Spang Township was named for Matthew A. Spang, a county official and businessperson in the lumber industry.

==Geography==
According to the United States Census Bureau, the township has a total area of 52.9 square miles (136.9 km^{2}), of which 52.2 square miles (135.2 km^{2}) is land and 0.6 square miles (1.6 km^{2}), or 1.19%, is water.

==Demographics==
At the 2000 census there were 262 people, 96 households, and 74 families living in the township. The population density was 5.0 people per square mile (1.9/km^{2}). There were 104 housing units at an average density of 2.0/sq mi (0.8/km^{2}). The racial makeup of the township was 98.47% White, 0.38% Native American, and 1.15% from two or more races.
Of the 96 households 39.6% had children under the age of 18 living with them, 67.7% were married couples living together, 6.3% had a female householder with no husband present, and 21.9% were non-families. 21.9% of households were one person and 10.4% were one person aged 65 or older. The average household size was 2.73 and the average family size was 3.07.

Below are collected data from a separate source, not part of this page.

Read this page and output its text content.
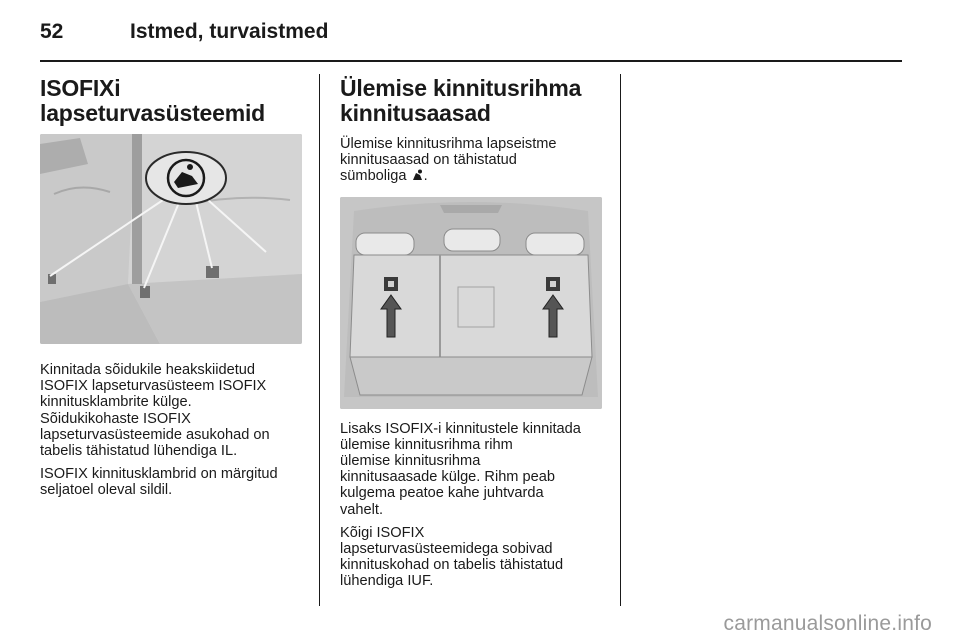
52	Istmed, turvaistmed
ISOFIXi
lapseturvasüsteemid

Kinnitada sõidukile heakskiidetud
ISOFIX lapseturvasüsteem ISOFIX
kinnitusklambrite külge.
Sõidukikohaste ISOFIX
lapseturvasüsteemide asukohad on
tabelis tähistatud lühendiga IL.

ISOFIX kinnitusklambrid on märgitud
seljatoel oleval sildil.

Ülemise kinnitusrihma
kinnitusaasad

Ülemise kinnitusrihma lapseistme
kinnitusaasad on tähistatud
sümboliga .

Lisaks ISOFIX-i kinnitustele kinnitada
ülemise kinnitusrihma rihm
ülemise kinnitusrihma
kinnitusaasade külge. Rihm peab
kulgema peatoe kahe juhtvarda
vahelt.

Kõigi ISOFIX
lapseturvasüsteemidega sobivad
kinnituskohad on tabelis tähistatud
lühendiga IUF.

carmanualsonline.info
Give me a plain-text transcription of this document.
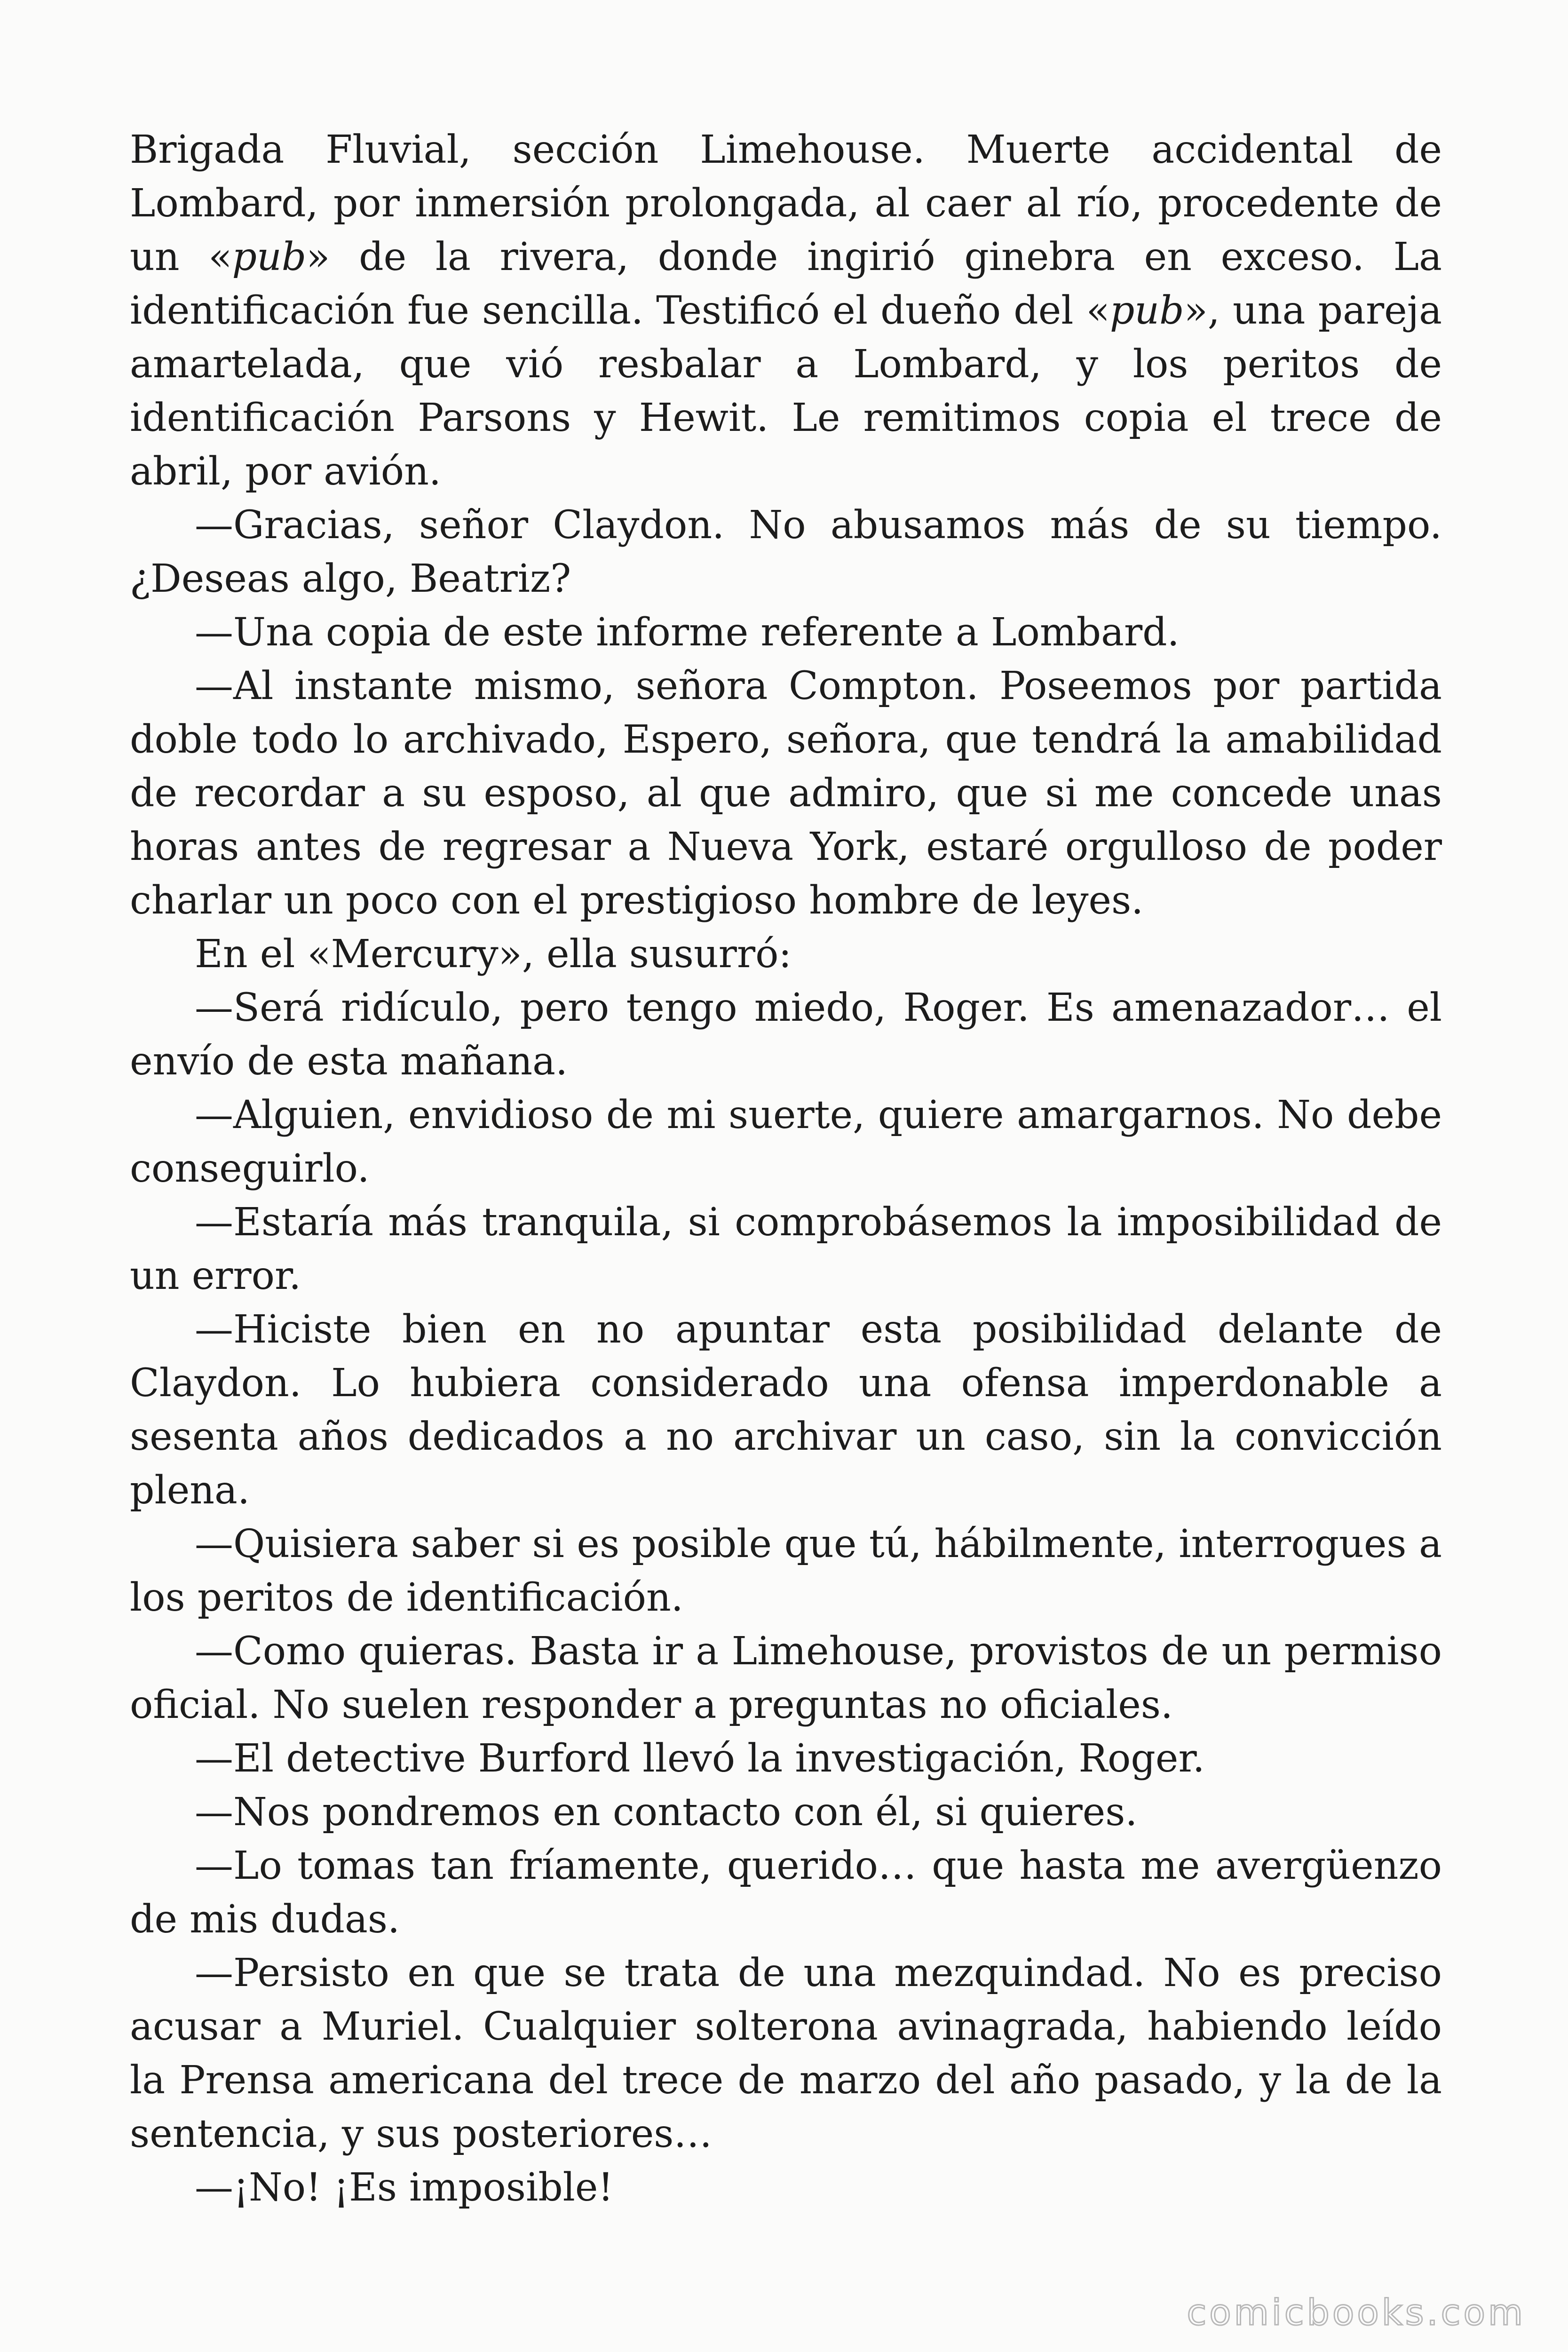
Brigada Fluvial, sección Limehouse. Muerte accidental de Lombard, por inmersión prolongada, al caer al río, procedente de un «pub» de la rivera, donde ingirió ginebra en exceso. La identificación fue sencilla. Testificó el dueño del «pub», una pareja amartelada, que vió resbalar a Lombard, y los peritos de identificación Parsons y Hewit. Le remitimos copia el trece de abril, por avión.

—Gracias, señor Claydon. No abusamos más de su tiempo. ¿Deseas algo, Beatriz?

—Una copia de este informe referente a Lombard.

—Al instante mismo, señora Compton. Poseemos por partida doble todo lo archivado, Espero, señora, que tendrá la amabilidad de recordar a su esposo, al que admiro, que si me concede unas horas antes de regresar a Nueva York, estaré orgulloso de poder charlar un poco con el prestigioso hombre de leyes.

En el «Mercury», ella susurró:

—Será ridículo, pero tengo miedo, Roger. Es amenazador… el envío de esta mañana.

—Alguien, envidioso de mi suerte, quiere amargarnos. No debe conseguirlo.

—Estaría más tranquila, si comprobásemos la imposibilidad de un error.

—Hiciste bien en no apuntar esta posibilidad delante de Claydon. Lo hubiera considerado una ofensa imperdonable a sesenta años dedicados a no archivar un caso, sin la convicción plena.

—Quisiera saber si es posible que tú, hábilmente, interrogues a los peritos de identificación.

—Como quieras. Basta ir a Limehouse, provistos de un permiso oficial. No suelen responder a preguntas no oficiales.

—El detective Burford llevó la investigación, Roger.

—Nos pondremos en contacto con él, si quieres.

—Lo tomas tan fríamente, querido… que hasta me avergüenzo de mis dudas.

—Persisto en que se trata de una mezquindad. No es preciso acusar a Muriel. Cualquier solterona avinagrada, habiendo leído la Prensa americana del trece de marzo del año pasado, y la de la sentencia, y sus posteriores…

—¡No! ¡Es imposible!

comicbooks.com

The age distribution was 27.5% under the age of 18, 6.9% from 18 to 24, 22.1% from 25 to 44, 31.7% from 45 to 64, and 11.8% 65 or older. The median age was 42 years. For every 100 females, there were 87.1 males. For every 100 females age 18 and over, there were 106.5 males.

The median household income was $43,125 and the median family income was $49,375. Males had a median income of $41,875 versus $20,000 for females. The per capita income for the township was $17,033. About 8.1% of families and 9.3% of the population were below the poverty line, including 2.8% of those under the age of eighteen and 40.9% of those sixty five or over.